Researchers say that when nilotinib is used to treat CML, the drug forces cancer cells into autophagy - a biological process that leads to death of tumor cells in cancer. For the study, Moussa and his team wanted to see if nilotinib could also be used to treat patients with neurodegenerative diseases. Initial experiments revealed that the leukemia drug could cross the blood-brain barrier, the separation that keeps may materials in the blood from entering the brain.

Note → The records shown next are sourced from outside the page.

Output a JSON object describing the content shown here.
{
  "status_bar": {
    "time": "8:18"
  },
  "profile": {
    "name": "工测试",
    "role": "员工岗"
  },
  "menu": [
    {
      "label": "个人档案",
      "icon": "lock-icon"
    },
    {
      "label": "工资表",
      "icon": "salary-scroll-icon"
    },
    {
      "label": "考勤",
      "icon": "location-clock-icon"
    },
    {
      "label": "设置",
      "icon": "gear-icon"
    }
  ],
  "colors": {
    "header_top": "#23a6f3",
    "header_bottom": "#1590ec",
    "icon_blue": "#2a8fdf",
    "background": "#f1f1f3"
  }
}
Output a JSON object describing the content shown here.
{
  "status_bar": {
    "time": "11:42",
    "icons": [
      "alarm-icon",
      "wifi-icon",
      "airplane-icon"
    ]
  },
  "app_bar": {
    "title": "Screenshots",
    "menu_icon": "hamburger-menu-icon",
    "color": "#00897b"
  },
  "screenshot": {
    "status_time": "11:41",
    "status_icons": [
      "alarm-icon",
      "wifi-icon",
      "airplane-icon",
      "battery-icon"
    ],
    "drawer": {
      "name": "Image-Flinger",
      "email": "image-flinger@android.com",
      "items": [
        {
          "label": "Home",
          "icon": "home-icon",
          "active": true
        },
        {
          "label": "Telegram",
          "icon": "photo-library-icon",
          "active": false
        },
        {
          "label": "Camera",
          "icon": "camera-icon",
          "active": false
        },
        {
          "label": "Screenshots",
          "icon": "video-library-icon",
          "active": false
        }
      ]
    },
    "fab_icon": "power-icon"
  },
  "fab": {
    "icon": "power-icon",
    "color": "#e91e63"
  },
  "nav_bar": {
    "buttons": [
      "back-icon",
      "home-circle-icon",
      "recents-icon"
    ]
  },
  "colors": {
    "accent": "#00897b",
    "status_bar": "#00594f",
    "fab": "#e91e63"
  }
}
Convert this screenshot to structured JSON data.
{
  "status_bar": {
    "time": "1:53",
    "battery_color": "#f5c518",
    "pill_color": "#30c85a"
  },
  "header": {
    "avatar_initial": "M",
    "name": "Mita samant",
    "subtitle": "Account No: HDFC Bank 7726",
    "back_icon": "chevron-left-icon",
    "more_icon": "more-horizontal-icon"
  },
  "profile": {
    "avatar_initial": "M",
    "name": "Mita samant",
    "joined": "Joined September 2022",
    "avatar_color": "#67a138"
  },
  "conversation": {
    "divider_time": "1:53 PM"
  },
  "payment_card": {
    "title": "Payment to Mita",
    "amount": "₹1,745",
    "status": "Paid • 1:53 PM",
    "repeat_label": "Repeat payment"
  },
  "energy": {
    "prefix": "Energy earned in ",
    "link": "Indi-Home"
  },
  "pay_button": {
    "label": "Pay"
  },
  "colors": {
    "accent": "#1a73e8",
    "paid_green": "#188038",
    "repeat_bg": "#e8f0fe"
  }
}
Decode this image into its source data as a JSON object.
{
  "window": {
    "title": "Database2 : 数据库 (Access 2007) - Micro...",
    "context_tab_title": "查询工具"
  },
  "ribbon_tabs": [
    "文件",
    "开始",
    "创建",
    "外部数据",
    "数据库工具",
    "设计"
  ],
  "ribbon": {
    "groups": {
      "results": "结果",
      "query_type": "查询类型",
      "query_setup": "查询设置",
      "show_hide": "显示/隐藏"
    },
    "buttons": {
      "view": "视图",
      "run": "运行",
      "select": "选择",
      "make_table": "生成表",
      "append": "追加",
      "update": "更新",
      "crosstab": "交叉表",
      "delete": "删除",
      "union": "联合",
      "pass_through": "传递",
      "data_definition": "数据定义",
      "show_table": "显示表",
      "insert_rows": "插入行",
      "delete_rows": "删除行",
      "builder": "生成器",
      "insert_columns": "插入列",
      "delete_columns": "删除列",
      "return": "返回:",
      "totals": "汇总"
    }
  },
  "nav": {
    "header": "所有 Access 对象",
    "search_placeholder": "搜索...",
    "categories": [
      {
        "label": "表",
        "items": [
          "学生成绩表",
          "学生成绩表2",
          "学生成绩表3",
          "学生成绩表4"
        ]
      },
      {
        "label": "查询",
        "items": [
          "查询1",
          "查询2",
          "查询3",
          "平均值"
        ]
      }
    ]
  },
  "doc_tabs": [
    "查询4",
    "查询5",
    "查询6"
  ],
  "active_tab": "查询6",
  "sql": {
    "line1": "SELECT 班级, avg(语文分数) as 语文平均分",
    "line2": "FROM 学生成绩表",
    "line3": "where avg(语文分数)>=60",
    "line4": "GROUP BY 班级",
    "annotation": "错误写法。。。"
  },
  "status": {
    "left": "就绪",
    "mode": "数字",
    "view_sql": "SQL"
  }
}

Later researchers found that mice treated with nilotinib experienced an improvement in cognitive and motor functions compared with mice treated with a placebo.  Researchers added that mice treated with the leukemia drug also lived longer.

"We know this drug enters the brain, and this is the first drug that we know reduces alpha-Synuclein and tau at the same time," Moussa told Fox News. "And when we decreased the protein build-up, we saw behavioral improvement in these mice."

Moussa and his team now hope to test the drug in patients suffering conditions linked to a build-up of alpha-Synuclein like Lewy body dementia, Parkinson's disease and Alzheimer's disease.